¡Bendita demasía!



 Gargantas de Kakueta - Kakueta Harriolak - Zuberoa - Xiberoa

Septiembre, septiembre, septiembre… tan resaca, tan fin de fiesta, tan empacho. Fui al bosque, a ese bosque que me habla, que nos habla. Y él me habló de sed. Y de sed no solo de agua, sino también de silencio y de sosiego. Los senderos, tan excesivamente transitados. Los espacios, tan ahítos de ruidos y muchedumbre. Las copas de los árboles, tan saciadas de sol. La crudeza de este verano sin descanso nos ha dejado a todos saturados y el hartazgo se predica en las hojas marchitas, en los pastos amarillos, en los arroyos resecos, en los manantiales tan mermados. Hastío del estío por doquier.
Desde aquí la primavera parece una ilusión sin esperanza. Ellos, los árboles, lo gritan en silencio. Desean otoño, y yo también. Pero el cielo no escucha, ebrio y delirante, y nos muestra su desatinado desvarío soplando aun como en julio, achicharrando lo ya achicharrado, agostando y asolando los espacios, las tierras y a los vivos. El cielo está envenenado de tanto trasegar humos, y vomita fiebre por mis bosques y mis paisajes. Los enemigos de todos siguen alimentando la enfermedad, y aprovechan la ocasión para hacer arder lo que aún sostiene este modo de vida insostenible. El desierto, ávido y codicioso, avanza sin desmayo. Parece estar dispuesto a comérselo todo. Y encuentra amigos y aliados entre algunos de los Hijos del Bosque. Parricidas, rabiosos asesinos, violentos y desquiciados incendiarios. 
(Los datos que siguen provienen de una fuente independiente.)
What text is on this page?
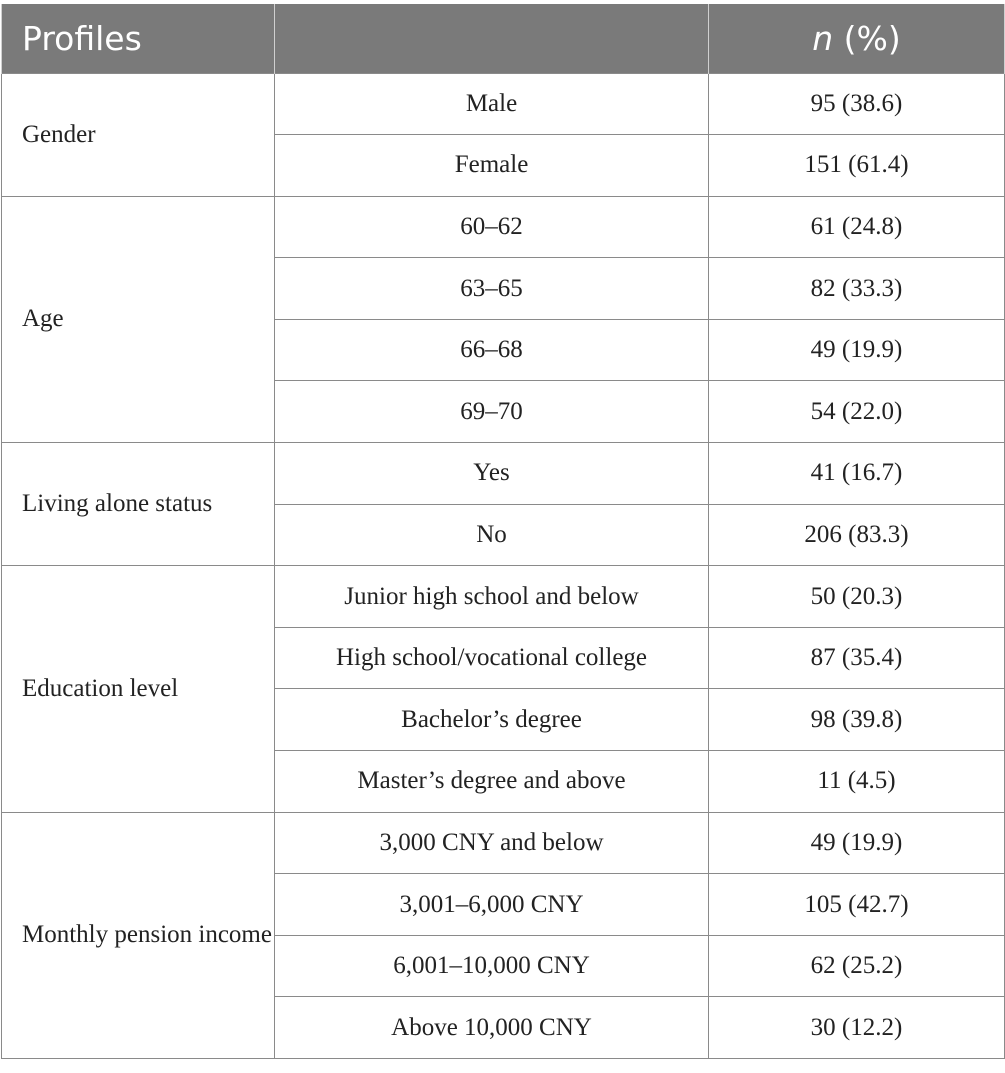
Profiles		n (%)
Gender	Male	95 (38.6)
	Female	151 (61.4)
Age	60–62	61 (24.8)
	63–65	82 (33.3)
	66–68	49 (19.9)
	69–70	54 (22.0)
Living alone status	Yes	41 (16.7)
	No	206 (83.3)
Education level	Junior high school and below	50 (20.3)
	High school/vocational college	87 (35.4)
	Bachelor’s degree	98 (39.8)
	Master’s degree and above	11 (4.5)
Monthly pension income	3,000 CNY and below	49 (19.9)
	3,001–6,000 CNY	105 (42.7)
	6,001–10,000 CNY	62 (25.2)
	Above 10,000 CNY	30 (12.2)
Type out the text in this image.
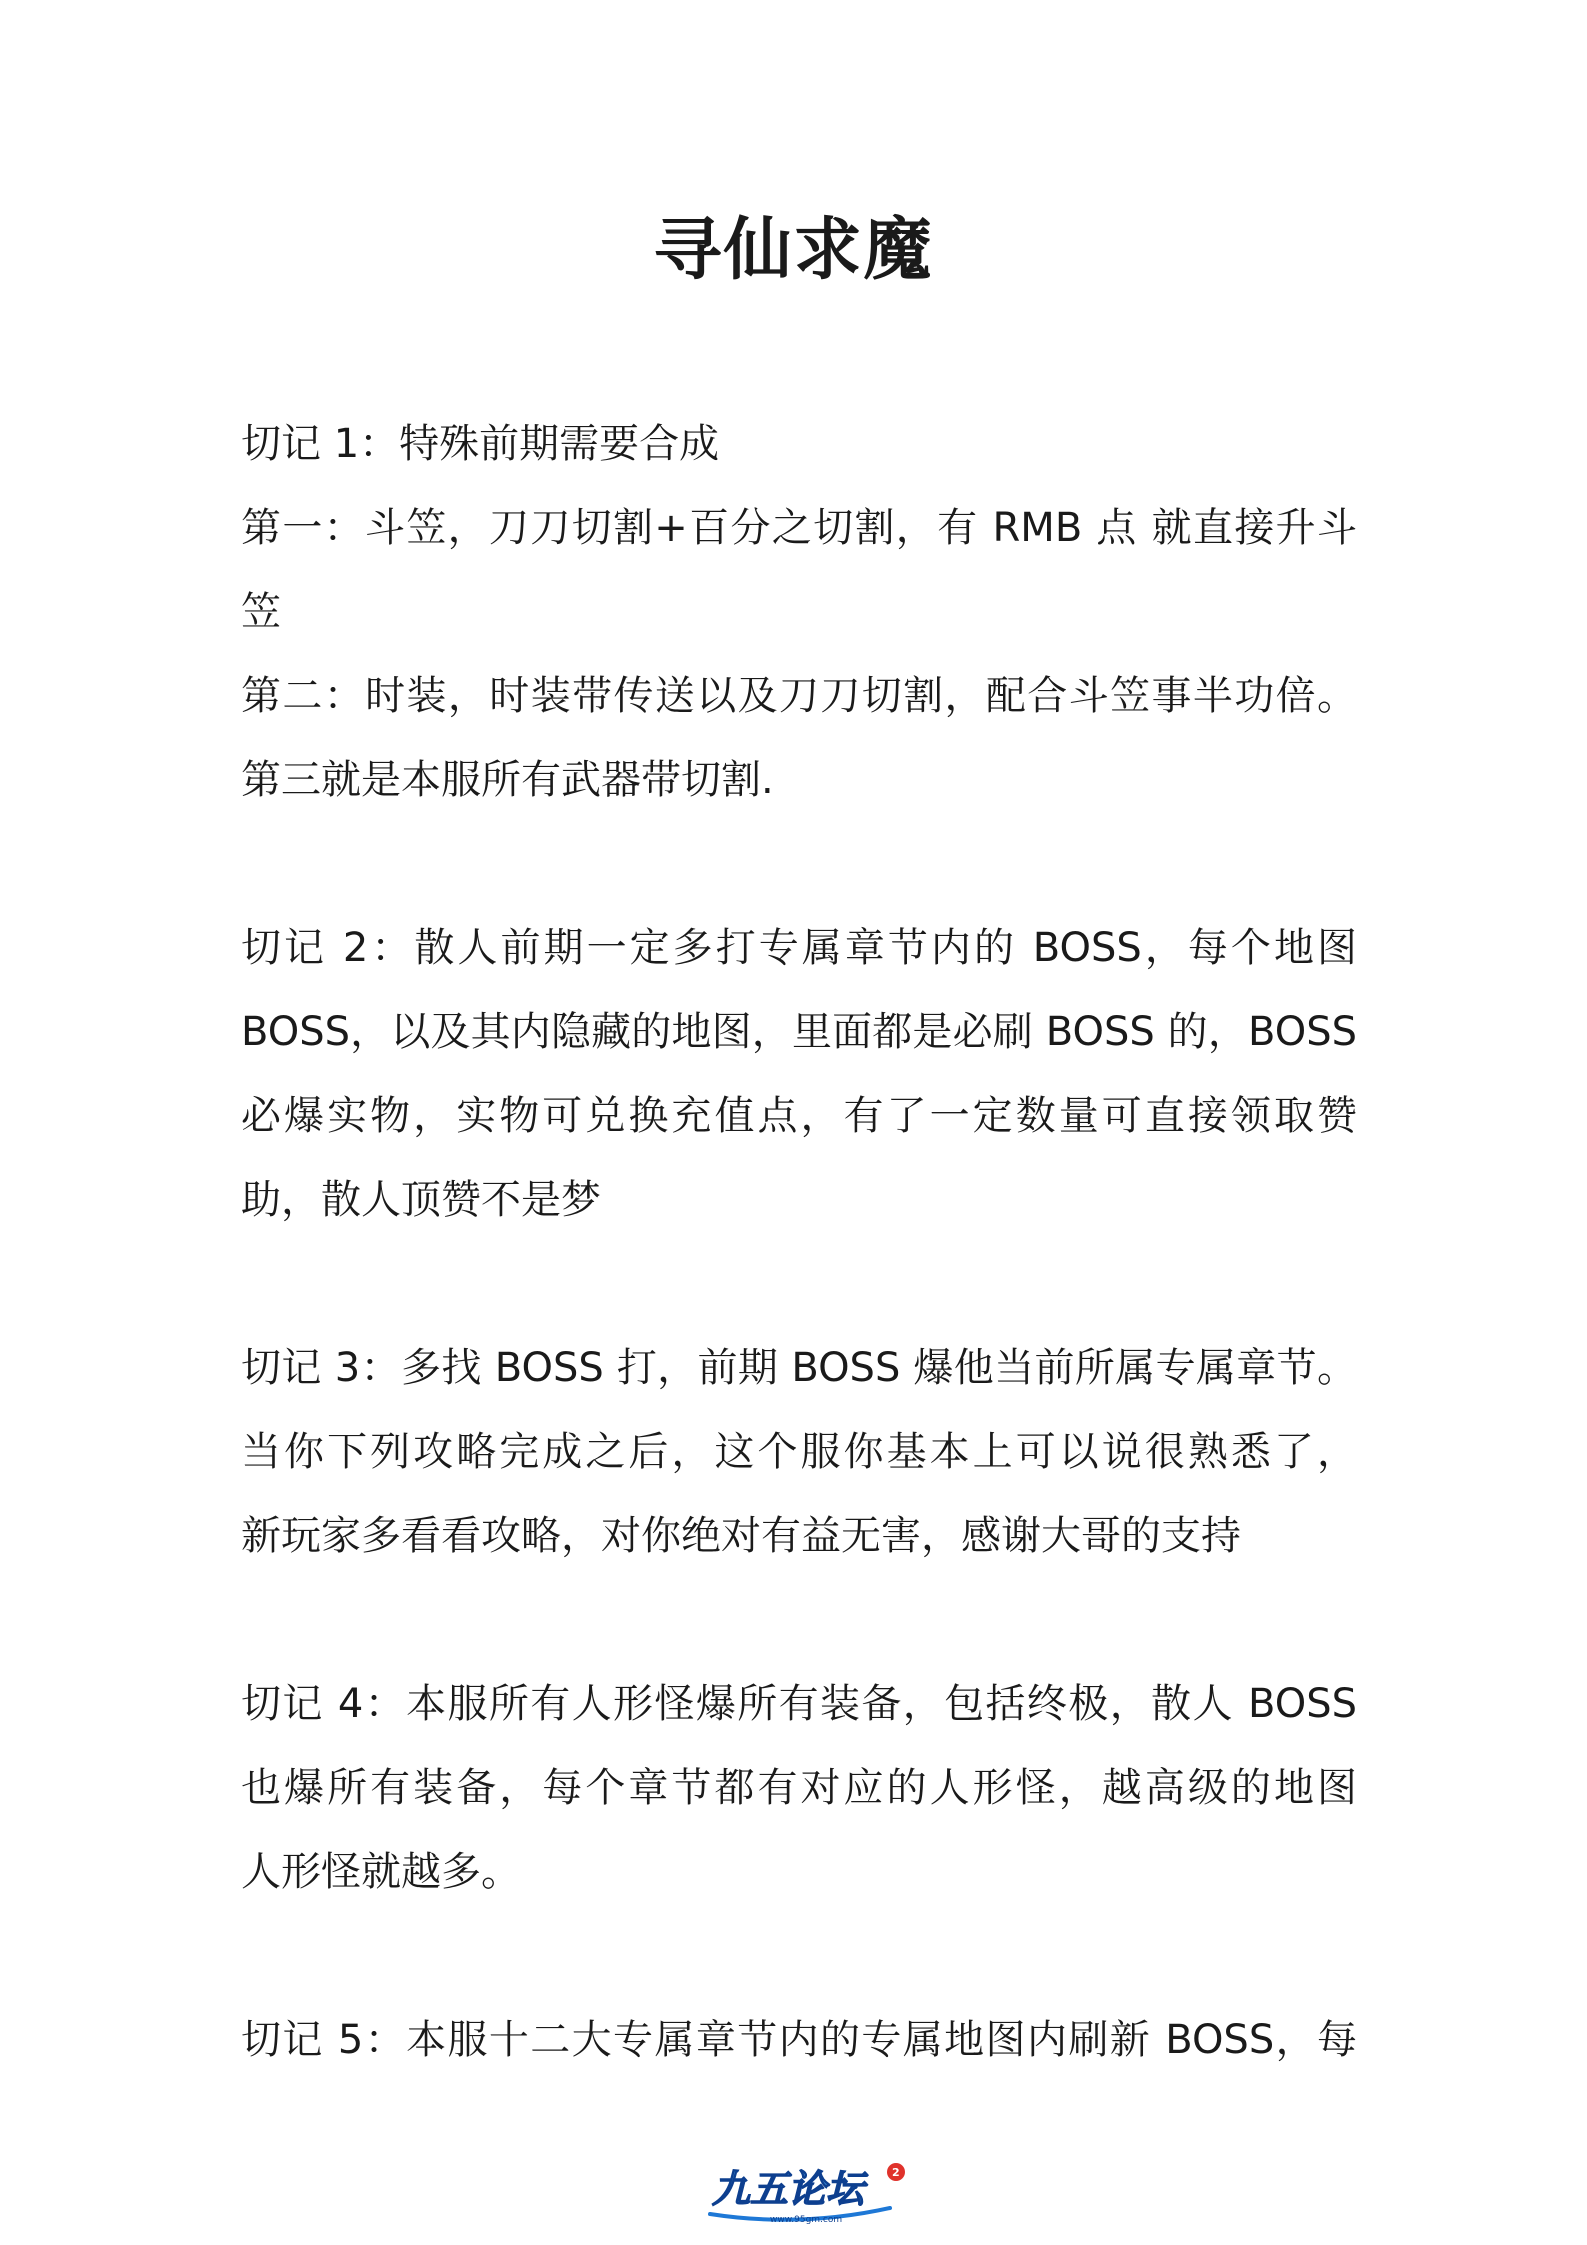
寻仙求魔
切记 1：特殊前期需要合成
第一：斗笠，刀刀切割+百分之切割，有 RMB 点 就直接升斗
笠
第二：时装，时装带传送以及刀刀切割，配合斗笠事半功倍。
第三就是本服所有武器带切割.
切记 2：散人前期一定多打专属章节内的 BOSS，每个地图
BOSS，以及其内隐藏的地图，里面都是必刷 BOSS 的，BOSS
必爆实物，实物可兑换充值点，有了一定数量可直接领取赞
助，散人顶赞不是梦
切记 3：多找 BOSS 打，前期 BOSS 爆他当前所属专属章节。
当你下列攻略完成之后，这个服你基本上可以说很熟悉了，
新玩家多看看攻略，对你绝对有益无害，感谢大哥的支持
切记 4：本服所有人形怪爆所有装备，包括终极，散人 BOSS
也爆所有装备，每个章节都有对应的人形怪，越高级的地图
人形怪就越多。
切记 5：本服十二大专属章节内的专属地图内刷新 BOSS，每
九五论坛
www.95gm.com
2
Nos escondimos de tanto desastre, en silencio para evitar ser encontrados. Allí donde el bosque aun habla como un padre y arrulla como una madre. Allí encontramos escondida a la Esperanza, tan sitiada, tan asustada. Y allí la abracé desesperadamente. Y hundí mi rostro en su seno verde, en su mullido regazo de musgos y paz. Y en aquel abrazo imploré perdón para mí y  mis hermanos. Y ella, la Esperanza, me dio alientos de aleteos, me cantó canciones de agua, me acarició despacio el corazón y me confortó el alma. Su voz de cascada me aseó concienzudamente los tímpanos, tan mugrientos de mentiras, tan escuálidos. Y así pude volver a escuchar los trinos líquidos del bosque: la lavandera cascadeña, con ese verde oliva que me enamora; el mirlo acuático que bucea en las aguas transparentes; el chochín, que juega conmigo al escondite; las chovas que viven en las paredes del mundo y que cantaban mi nombre en las alturas; el martín pescador, que me guiñó un ojo antes de ganar la medalla de oro en salto de trampolín; el herrerillo, que acariciaba los musgos de un haya… Y la risa de un niño que pasaba ya me olió a ilusión. 

Llegará el otoño, me aseguró el roble al despedirme. El barro limpio, tan limpio, me acarició las botas. Dejé que el agua del bosque me besara el rostro y me borrase las lágrimas, tan pegajosas. La mirada, nítida por fin tras tanta afrenta. Y lloré, allí solo, en silencio entre tanta gente, por tanta benevolencia y tanta compasión.

Ahora estoy seguro: la Piedad y la Clemencia son hijas del bosque. La Esperanza vive allí, junto a la Ternura, junto a la Sensibilidad, junto a la Poesía y a la Música. Tantas y tantas Hijas del Bosque, tantas y tan guapas. Mis hermanas mayores, como madres, remedaron mis costuras, cosieron mis punzadas; me vistieron con ropas nuevas las entrañas y me besaron las heridas. Y el Bosque, tan Mi Madre, me sonrió, me guiñó un ojito de petirrojo juguetón y me despidió con un beso de manantial.
Allí, en Kakueta, antes de salir, me subí a una piedra alta para poderles ver a todas, y les mandé un beso silencioso, y, emocionado, me despedí con una poesía de agradecimiento infinito.

Gracias, asidero ante el abismo. Gracias, sostén de mi conciencia. Gracias, consuelo a mis desvelos. Gracias, alivio ante mis pesares. Gracias, Esperanza.


.- ¡Vuelve pronto! - musitó el arroyuelo.

Ya me iba, pero me di la vuelta. Una ranita me miraba desde un brezo. Y una sonrisa me anegó el rostro hasta las orejas. ¡Bendita demasía!